The daily prayers last about 15 to 20 minutes, and Taufique said a maximum of 15 people will attend each prayer time.
Another 40 to 45 minute weekly prayer service will happen at 2 p.m. on Fridays, according to the application.
Taufique said he expects a maximum of 60 to 80 people to attend the most popular service on Friday afternoons.
Dillard said if the center grows, it will find a new place after the permit it’s applying for expires in 24 months.
“Having represented a lot of religious organizations, both Christian and otherwise, I know that everyone wants to grow. This situation is a two-year limit. If they outgrow this then they’ll be looking to go somewhere else,” Dillard said.
The center will also offer hour-long education programs a few evenings a week, when followers of Islam will gather to study religious texts.
No Shariah law
The center will not teach Shariah law, Taufique said.

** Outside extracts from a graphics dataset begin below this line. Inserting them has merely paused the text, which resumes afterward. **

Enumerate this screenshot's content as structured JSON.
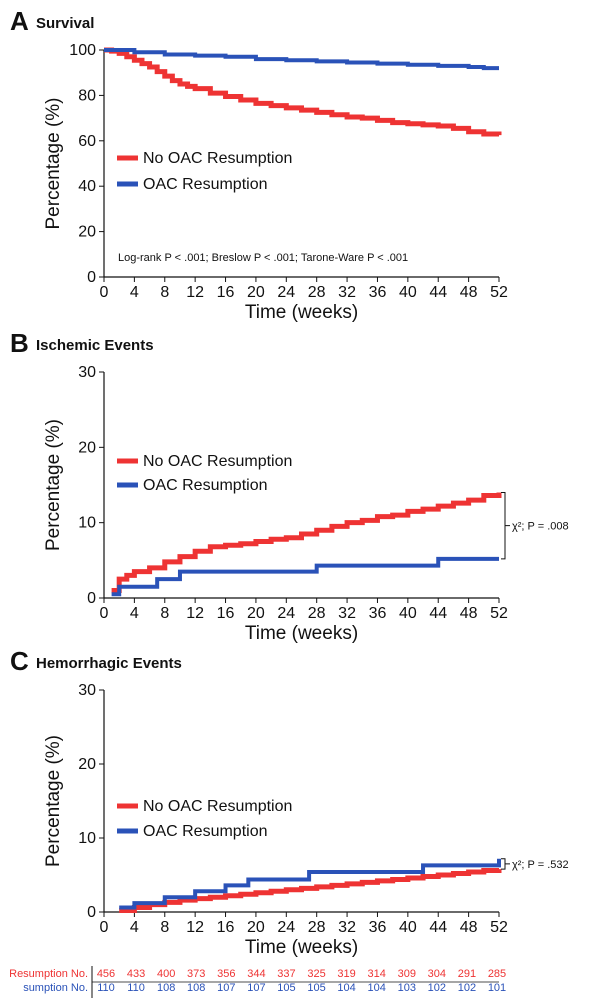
{
  "colors": {
    "no_oac": "#ee3333",
    "oac": "#2a52b8",
    "axis": "#111111"
  },
  "chart_data": [
    {
      "type": "line",
      "panel": "A",
      "title": "Survival",
      "xlabel": "Time (weeks)",
      "ylabel": "Percentage (%)",
      "xlim": [
        0,
        52
      ],
      "ylim": [
        0,
        100
      ],
      "xticks": [
        0,
        4,
        8,
        12,
        16,
        20,
        24,
        28,
        32,
        36,
        40,
        44,
        48,
        52
      ],
      "yticks": [
        0,
        20,
        40,
        60,
        80,
        100
      ],
      "legend": "left-middle",
      "annotation": "Log-rank P < .001; Breslow P < .001; Tarone-Ware P < .001",
      "series": [
        {
          "name": "No OAC Resumption",
          "color": "#ee3333",
          "x": [
            0,
            1,
            2,
            3,
            4,
            5,
            6,
            7,
            8,
            9,
            10,
            11,
            12,
            14,
            16,
            18,
            20,
            22,
            24,
            26,
            28,
            30,
            32,
            34,
            36,
            38,
            40,
            42,
            44,
            46,
            48,
            50,
            52
          ],
          "y": [
            100,
            99.5,
            98.5,
            97,
            95.5,
            94,
            92.5,
            90.5,
            88.5,
            86.5,
            85,
            84,
            83,
            81,
            79.5,
            78,
            76.5,
            75.5,
            74.5,
            73.5,
            72.5,
            71.5,
            70.5,
            70,
            69,
            68,
            67.5,
            67,
            66.5,
            65.5,
            64,
            63,
            62.5
          ]
        },
        {
          "name": "OAC Resumption",
          "color": "#2a52b8",
          "x": [
            0,
            4,
            8,
            12,
            16,
            20,
            24,
            28,
            32,
            36,
            40,
            44,
            48,
            50,
            52
          ],
          "y": [
            100,
            99,
            98,
            97.5,
            97,
            96,
            95.5,
            95,
            94.5,
            94,
            93.5,
            93,
            92.5,
            92,
            92
          ]
        }
      ]
    },
    {
      "type": "line",
      "panel": "B",
      "title": "Ischemic Events",
      "xlabel": "Time (weeks)",
      "ylabel": "Percentage (%)",
      "xlim": [
        0,
        52
      ],
      "ylim": [
        0,
        30
      ],
      "xticks": [
        0,
        4,
        8,
        12,
        16,
        20,
        24,
        28,
        32,
        36,
        40,
        44,
        48,
        52
      ],
      "yticks": [
        0,
        10,
        20,
        30
      ],
      "legend": "left-middle",
      "annotation": "χ²; P = .008",
      "series": [
        {
          "name": "No OAC Resumption",
          "color": "#ee3333",
          "x": [
            1,
            2,
            3,
            4,
            6,
            8,
            10,
            12,
            14,
            16,
            18,
            20,
            22,
            24,
            26,
            28,
            30,
            32,
            34,
            36,
            38,
            40,
            42,
            44,
            46,
            48,
            50,
            52
          ],
          "y": [
            1,
            2.5,
            3,
            3.5,
            4,
            4.8,
            5.5,
            6.2,
            6.8,
            7,
            7.2,
            7.5,
            7.8,
            8,
            8.5,
            9,
            9.5,
            10,
            10.3,
            10.8,
            11,
            11.5,
            11.8,
            12.2,
            12.6,
            13,
            13.6,
            14
          ]
        },
        {
          "name": "OAC Resumption",
          "color": "#2a52b8",
          "x": [
            1,
            2,
            7,
            10,
            28,
            44,
            52
          ],
          "y": [
            0.5,
            1.5,
            2.5,
            3.5,
            4.3,
            5.2,
            5.2
          ]
        }
      ]
    },
    {
      "type": "line",
      "panel": "C",
      "title": "Hemorrhagic Events",
      "xlabel": "Time (weeks)",
      "ylabel": "Percentage (%)",
      "xlim": [
        0,
        52
      ],
      "ylim": [
        0,
        30
      ],
      "xticks": [
        0,
        4,
        8,
        12,
        16,
        20,
        24,
        28,
        32,
        36,
        40,
        44,
        48,
        52
      ],
      "yticks": [
        0,
        10,
        20,
        30
      ],
      "legend": "left-middle",
      "annotation": "χ²; P = .532",
      "series": [
        {
          "name": "No OAC Resumption",
          "color": "#ee3333",
          "x": [
            2,
            4,
            6,
            8,
            10,
            12,
            14,
            16,
            18,
            20,
            22,
            24,
            26,
            28,
            30,
            32,
            34,
            36,
            38,
            40,
            42,
            44,
            46,
            48,
            50,
            52
          ],
          "y": [
            0.2,
            0.6,
            1,
            1.3,
            1.6,
            1.8,
            2,
            2.2,
            2.4,
            2.6,
            2.8,
            3,
            3.2,
            3.4,
            3.6,
            3.8,
            4,
            4.2,
            4.4,
            4.6,
            4.8,
            5,
            5.2,
            5.4,
            5.6,
            5.8
          ]
        },
        {
          "name": "OAC Resumption",
          "color": "#2a52b8",
          "x": [
            2,
            4,
            8,
            12,
            16,
            19,
            27,
            42,
            52
          ],
          "y": [
            0.6,
            1.2,
            2,
            2.8,
            3.6,
            4.4,
            5.4,
            6.3,
            7.2
          ]
        }
      ]
    }
  ],
  "risk_table": {
    "rows": [
      {
        "label": "Resumption No.",
        "color": "#ee3333",
        "values": [
          "456",
          "433",
          "400",
          "373",
          "356",
          "344",
          "337",
          "325",
          "319",
          "314",
          "309",
          "304",
          "291",
          "285"
        ]
      },
      {
        "label": "sumption No.",
        "color": "#2a52b8",
        "values": [
          "110",
          "110",
          "108",
          "108",
          "107",
          "107",
          "105",
          "105",
          "104",
          "104",
          "103",
          "102",
          "102",
          "101"
        ]
      }
    ]
  }
}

“Absolutely not,” Taufique said in response to the question of whether the center will include Islamic law in its teachings.
One Kennesaw resident, Daryl Kidd, asked if the center would perform acts of violence he had seen in videos online.
“There’s something I’ve seen in a video where they don’t have shirts on and they cut themselves and blood comes out,” Kidd said.
Taufique said the Islamic center would never participate in violent rituals.
“We don’t do that. We don’t believe in it,” Taufique said. “No, it’s not going to happen.”
Nayyer Islam, who spoke as a representative of the Islamic center, affirmed Taufique’s statement. He said he hoped residents weren’t hostile toward Muslims because of what they saw in the media.
“Everything you see on TV, they call it ‘in the name of Islam,’ but we do not endorse it,” Islam said.
Christopher Eells, a Kennesaw resident, said he works across the street from the mosque on Sandy Plains Road.
“I look at (the Marietta mosque) every day, and they have never done anything like that,” Eells said in response to Kidd’s question about violent acts.
Ann Pratt, a 31-year resident of Kennesaw, said she felt “outnumbered” by people representing the Islamic center at the meeting.
“We have heard so many bad things about the Islamic religion, about Shariah law and you see it on TV, and we’re scared of you. I’ll tell you I’m scared to death of you,” Pratt said.
Taufique said the center will be a place for Muslims to gather, not a place to teach violence.
“We live in a society where we have a process in this country of how laws are made. As a law-abiding citizen, I’m not going to go out and break any laws or encourage anyone to break the law,” Taufique said.
Jessica Gaswint, who said she was not Muslim, asked Pratt to trust the Muslims in the room, not be scared of them.
“I’ve spent a lot of time learning about the religion and the people, and I don’t want to see them discriminated against,” Gaswint said.
Kennesaw Mayor Mark Mathews and the City Council were not present for the meeting.
Mathews said the council has never approved a permit for any type of religious facility in a retail environment that he can remember.
Earlier in the day, Councilwoman Cris Eaton-Welsh said she hoped the meeting would resolve issues residents voiced at the Nov. 17 meeting, where the council voted to table the issue for two weeks after residents turned out to denounce the proposal.
“I think it’s a first step,” Eaton-Welsh said.
Whatever the result, Eaton-Welsh said the council will vote Dec. 1.
“We need to give an answer one way or the other,” she said.